The authors try to find an answer to these questions and mimic transit observations of the Lyman-alpha line. This line is often used to trace atmospheric escape, as it has its origin from a neutral hydrogen transition and hydrogen is quite abundant in the planetary wind. When the planet is transiting the star, a part of the stellar light is absorbed by hydrogen atoms in the planet’s atmosphere. This absorption takes place at the characteristic Lyman-alpha wavelength of 1215.67 Angstrom. If you are observing the transiting system, you can compare the depth of this absorption line in your spectra before, during, and after the transit. The comparison allows conclusions about the amount and velocity of hydrogen in the planet’s atmosphere at different orbital positions. You see, this tool is pretty useful to characterize the planet’s tail. 

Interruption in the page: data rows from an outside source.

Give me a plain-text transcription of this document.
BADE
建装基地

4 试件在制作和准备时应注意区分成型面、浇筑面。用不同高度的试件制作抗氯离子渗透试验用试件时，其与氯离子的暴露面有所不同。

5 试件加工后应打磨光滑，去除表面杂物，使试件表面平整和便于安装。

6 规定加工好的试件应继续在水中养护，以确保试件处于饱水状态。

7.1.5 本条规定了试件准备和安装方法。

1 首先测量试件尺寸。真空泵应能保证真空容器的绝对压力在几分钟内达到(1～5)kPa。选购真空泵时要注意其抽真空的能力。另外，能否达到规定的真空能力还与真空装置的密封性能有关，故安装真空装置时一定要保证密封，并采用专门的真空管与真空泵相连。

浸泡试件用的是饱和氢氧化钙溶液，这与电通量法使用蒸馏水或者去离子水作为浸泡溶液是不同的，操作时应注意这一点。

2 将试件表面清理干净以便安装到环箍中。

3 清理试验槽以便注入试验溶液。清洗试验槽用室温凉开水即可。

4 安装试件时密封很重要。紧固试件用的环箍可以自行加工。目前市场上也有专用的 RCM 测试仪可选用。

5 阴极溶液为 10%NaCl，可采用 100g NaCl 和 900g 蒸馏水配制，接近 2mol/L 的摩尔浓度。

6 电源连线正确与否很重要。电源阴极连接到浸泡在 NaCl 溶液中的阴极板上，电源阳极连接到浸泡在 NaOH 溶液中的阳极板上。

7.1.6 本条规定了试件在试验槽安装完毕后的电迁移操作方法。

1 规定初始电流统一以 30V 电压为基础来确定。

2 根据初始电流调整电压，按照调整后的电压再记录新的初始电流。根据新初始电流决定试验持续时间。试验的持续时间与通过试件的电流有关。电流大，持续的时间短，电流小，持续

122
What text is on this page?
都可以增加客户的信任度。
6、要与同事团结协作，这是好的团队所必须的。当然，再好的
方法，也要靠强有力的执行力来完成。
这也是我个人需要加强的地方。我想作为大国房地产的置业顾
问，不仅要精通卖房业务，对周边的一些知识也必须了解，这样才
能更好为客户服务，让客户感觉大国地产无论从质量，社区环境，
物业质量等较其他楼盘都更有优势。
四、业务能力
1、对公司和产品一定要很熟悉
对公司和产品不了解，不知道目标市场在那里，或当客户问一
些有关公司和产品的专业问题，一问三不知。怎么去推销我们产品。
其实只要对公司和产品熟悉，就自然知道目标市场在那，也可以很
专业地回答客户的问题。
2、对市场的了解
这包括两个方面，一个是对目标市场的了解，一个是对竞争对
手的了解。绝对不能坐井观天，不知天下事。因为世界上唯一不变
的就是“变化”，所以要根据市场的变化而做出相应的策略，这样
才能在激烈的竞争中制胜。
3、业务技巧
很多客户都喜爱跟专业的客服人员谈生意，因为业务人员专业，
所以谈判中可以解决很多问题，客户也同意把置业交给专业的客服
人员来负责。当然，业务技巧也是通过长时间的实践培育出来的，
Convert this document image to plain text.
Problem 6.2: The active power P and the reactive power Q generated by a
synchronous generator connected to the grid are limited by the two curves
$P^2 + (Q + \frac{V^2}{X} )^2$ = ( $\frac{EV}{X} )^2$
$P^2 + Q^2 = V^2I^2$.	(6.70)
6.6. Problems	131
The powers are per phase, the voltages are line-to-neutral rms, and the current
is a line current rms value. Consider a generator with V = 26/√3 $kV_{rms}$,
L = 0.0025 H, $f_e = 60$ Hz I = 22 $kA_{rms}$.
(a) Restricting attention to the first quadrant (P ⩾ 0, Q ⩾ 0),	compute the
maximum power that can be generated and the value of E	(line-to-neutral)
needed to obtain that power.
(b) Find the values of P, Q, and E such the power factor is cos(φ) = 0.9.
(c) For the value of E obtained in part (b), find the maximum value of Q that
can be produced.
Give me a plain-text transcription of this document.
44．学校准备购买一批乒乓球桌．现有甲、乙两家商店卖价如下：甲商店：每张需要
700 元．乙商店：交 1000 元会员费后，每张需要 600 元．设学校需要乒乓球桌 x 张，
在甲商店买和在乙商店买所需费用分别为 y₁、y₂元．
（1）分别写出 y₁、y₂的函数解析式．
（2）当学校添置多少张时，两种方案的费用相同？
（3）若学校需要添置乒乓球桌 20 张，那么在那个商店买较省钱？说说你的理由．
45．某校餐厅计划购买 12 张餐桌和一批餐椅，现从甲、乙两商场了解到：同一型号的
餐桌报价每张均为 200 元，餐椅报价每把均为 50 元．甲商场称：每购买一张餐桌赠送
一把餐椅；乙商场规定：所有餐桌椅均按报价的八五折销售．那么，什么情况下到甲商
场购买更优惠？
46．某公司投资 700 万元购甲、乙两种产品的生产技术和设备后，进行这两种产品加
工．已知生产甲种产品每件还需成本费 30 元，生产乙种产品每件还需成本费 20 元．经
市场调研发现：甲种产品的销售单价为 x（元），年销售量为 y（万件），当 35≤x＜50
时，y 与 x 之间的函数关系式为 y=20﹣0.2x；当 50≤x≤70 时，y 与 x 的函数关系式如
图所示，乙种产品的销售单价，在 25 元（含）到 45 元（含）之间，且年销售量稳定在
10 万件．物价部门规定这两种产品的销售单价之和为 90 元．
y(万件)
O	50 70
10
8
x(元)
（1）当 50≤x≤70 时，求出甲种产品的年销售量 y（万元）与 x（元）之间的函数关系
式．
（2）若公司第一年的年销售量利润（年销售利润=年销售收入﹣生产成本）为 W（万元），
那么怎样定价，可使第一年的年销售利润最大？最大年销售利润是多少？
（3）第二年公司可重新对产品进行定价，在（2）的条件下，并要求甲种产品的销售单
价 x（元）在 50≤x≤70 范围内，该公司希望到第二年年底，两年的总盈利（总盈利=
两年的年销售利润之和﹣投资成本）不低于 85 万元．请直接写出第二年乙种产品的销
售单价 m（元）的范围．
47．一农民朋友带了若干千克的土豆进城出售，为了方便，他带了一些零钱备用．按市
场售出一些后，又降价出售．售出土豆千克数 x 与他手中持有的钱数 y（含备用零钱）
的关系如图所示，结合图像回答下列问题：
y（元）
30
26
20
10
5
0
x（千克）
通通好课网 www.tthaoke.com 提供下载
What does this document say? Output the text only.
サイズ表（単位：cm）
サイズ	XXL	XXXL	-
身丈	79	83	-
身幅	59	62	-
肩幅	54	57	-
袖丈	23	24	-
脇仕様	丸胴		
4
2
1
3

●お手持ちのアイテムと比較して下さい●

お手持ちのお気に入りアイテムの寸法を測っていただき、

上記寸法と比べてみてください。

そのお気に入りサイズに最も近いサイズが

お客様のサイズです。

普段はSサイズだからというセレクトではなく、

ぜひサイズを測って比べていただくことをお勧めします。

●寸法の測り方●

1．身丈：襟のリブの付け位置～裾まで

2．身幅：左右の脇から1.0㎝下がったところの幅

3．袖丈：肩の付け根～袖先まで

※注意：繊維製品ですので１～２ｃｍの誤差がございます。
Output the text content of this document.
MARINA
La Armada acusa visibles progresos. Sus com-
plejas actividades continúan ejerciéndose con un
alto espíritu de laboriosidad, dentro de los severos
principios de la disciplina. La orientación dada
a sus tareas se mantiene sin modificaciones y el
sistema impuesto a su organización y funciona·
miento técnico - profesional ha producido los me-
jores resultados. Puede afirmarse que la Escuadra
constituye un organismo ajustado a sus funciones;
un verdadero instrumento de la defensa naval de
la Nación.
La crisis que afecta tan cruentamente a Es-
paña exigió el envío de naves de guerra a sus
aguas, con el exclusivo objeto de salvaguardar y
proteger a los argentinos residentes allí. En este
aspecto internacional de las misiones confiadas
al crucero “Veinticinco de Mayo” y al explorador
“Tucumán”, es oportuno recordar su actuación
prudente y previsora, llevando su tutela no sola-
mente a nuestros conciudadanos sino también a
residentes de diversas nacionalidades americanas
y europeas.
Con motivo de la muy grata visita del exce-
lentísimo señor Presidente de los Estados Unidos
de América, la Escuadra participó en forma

Figure 2: Illustration of the evaporating planet passing the stellar disk from left to right. The stellar disk is represented by a Solar Dynamics observation in the 1600 Angstrom band. The different cases show the shape of the planetary tail for different orbital positions, i.e., different stellar wind conditions.

Stellar Wind Conditions The Engines of the Roller Coaster

As can be seen in Figure 2, the simulations show that for random orbital phases, the tail of the planet can have completely different shapes. Sometimes the outflow is narrower around the planet (case 2), and sometimes it looks more like long hair blown away by the wind while riding a super-fast roller coaster (case 1). The authors found that the variations occur in periods of a few hours. Moreover, the stellar wind changes over a few orbital periods from our perspective. This makes it super difficult to make good predictions for observers. It is generally difficult to interpret the spectra correctly if you have no idea what to expect. 

The main conclusion is that the shape and velocity of the gas leaving the planet’s atmosphere varies with the conditions of the stellar wind and thus with the orbital position of the planet. The interaction with the stellar wind makes the planetary outflow highly asymmetric.

How does this affect a transit observation?

The observation of the Lyman-alpha absorption line during a transit of such a planet would show highly temporal variations. We should be careful in its interpretation, especially when we stack several observations of different time stamps. However, the shape and position of the Lyman-alpha absorption line profile allows us to draw conclusions about the outflow’s characteristics.

How does this affect the evolution of the planet?

If the planet is hosted by a magnetically active star, atmospheric outflow could be accelerated, leading to faster atmospheric depletion. These planets are probably not a good place to find life.